5dx/(sq(e^x))
please give in exact form as well
thanks very much everybody.
2006-12-07 18:47:24 · 1 answers · asked by thesekeys 3 in Science & Mathematics ➔ Mathematics
I presume you mean to find:
Integral (5dx / sqrt(e^x))dx
Your form is a little confusing, but I'll solve it under those assumptions.
We can pull the constant 5 out of the integral.
5 * Integral (1/sqrt(e^x)) dx
Now, note that when taking the square root of something, it's the same as taking something to the power of 1/2.
5 * Integral (1/(e^x)^(1/2))dx
And, (e^x)^(1/2) = e^(x/2) [since we multiple the powers whenever we have a power to a power]
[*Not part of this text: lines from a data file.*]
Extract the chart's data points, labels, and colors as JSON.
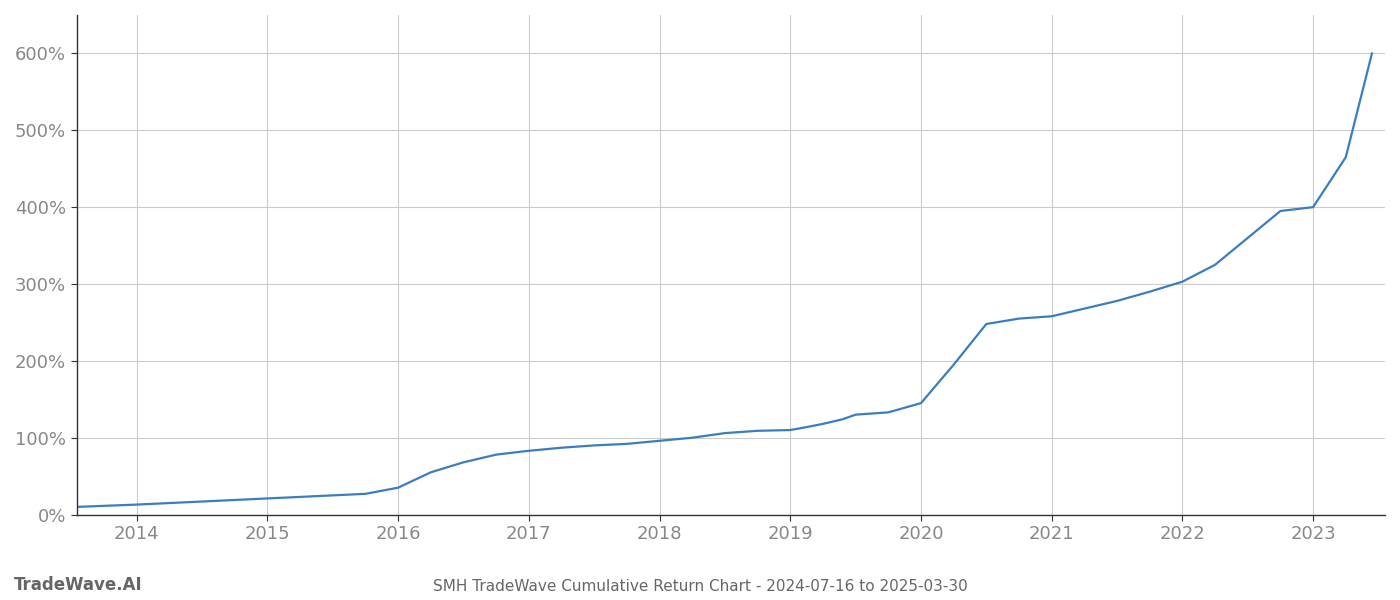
{
  "title": "SMH TradeWave Cumulative Return Chart - 2024-07-16 to 2025-03-30",
  "watermark": "TradeWave.AI",
  "line_color": "#3a7ebf",
  "background_color": "#ffffff",
  "grid_color": "#cccccc",
  "tick_label_color": "#888888",
  "footer_color": "#666666",
  "years": [
    2014,
    2015,
    2016,
    2017,
    2018,
    2019,
    2020,
    2021,
    2022,
    2023
  ],
  "x_values": [
    2013.54,
    2014.0,
    2014.25,
    2014.5,
    2014.75,
    2015.0,
    2015.25,
    2015.5,
    2015.75,
    2016.0,
    2016.25,
    2016.5,
    2016.75,
    2017.0,
    2017.25,
    2017.5,
    2017.75,
    2018.0,
    2018.25,
    2018.5,
    2018.75,
    2019.0,
    2019.1,
    2019.25,
    2019.4,
    2019.5,
    2019.75,
    2020.0,
    2020.25,
    2020.5,
    2020.75,
    2021.0,
    2021.25,
    2021.5,
    2021.75,
    2022.0,
    2022.25,
    2022.5,
    2022.75,
    2023.0,
    2023.25,
    2023.45
  ],
  "y_values": [
    10,
    13,
    15,
    17,
    19,
    21,
    23,
    25,
    27,
    35,
    55,
    68,
    78,
    83,
    87,
    90,
    92,
    96,
    100,
    106,
    109,
    110,
    113,
    118,
    124,
    130,
    133,
    145,
    195,
    248,
    255,
    258,
    268,
    278,
    290,
    303,
    325,
    360,
    395,
    400,
    465,
    600
  ],
  "ylim": [
    0,
    650
  ],
  "yticks": [
    0,
    100,
    200,
    300,
    400,
    500,
    600
  ],
  "xlim": [
    2013.54,
    2023.55
  ],
  "title_fontsize": 11,
  "watermark_fontsize": 12,
  "tick_fontsize": 13,
  "line_width": 1.6
}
5 * Integral (1/[e^(x/2)])dx
We can bring the exponent to the top, and the power becomes negative.
5 * Integral (e^(-x/2))dx
And now, we solve using regular substitution.
Let u = -x/2
du = -1/2 dx
(-2) du = dx
So now we're left with
5 * Integral (e^u * (-2) du)
And as always, pull out the constants.
-10 * Integral (e^u) du
And now the integral is trivial to solve.
-10 * e^u + C
Replace u = -x/2 back, to get
-10 * e^(-x/2) + C
Remember, it is proper math etiquette to never have negative powers, so we make a denominator for e^(-x/2)
-10 * (1/e^(x/2)) + C
(-10) / e^(x/2) + C
2006-12-07 18:56:14 · answer #1 · answered by Puggy 7 · 0⤊ 0⤋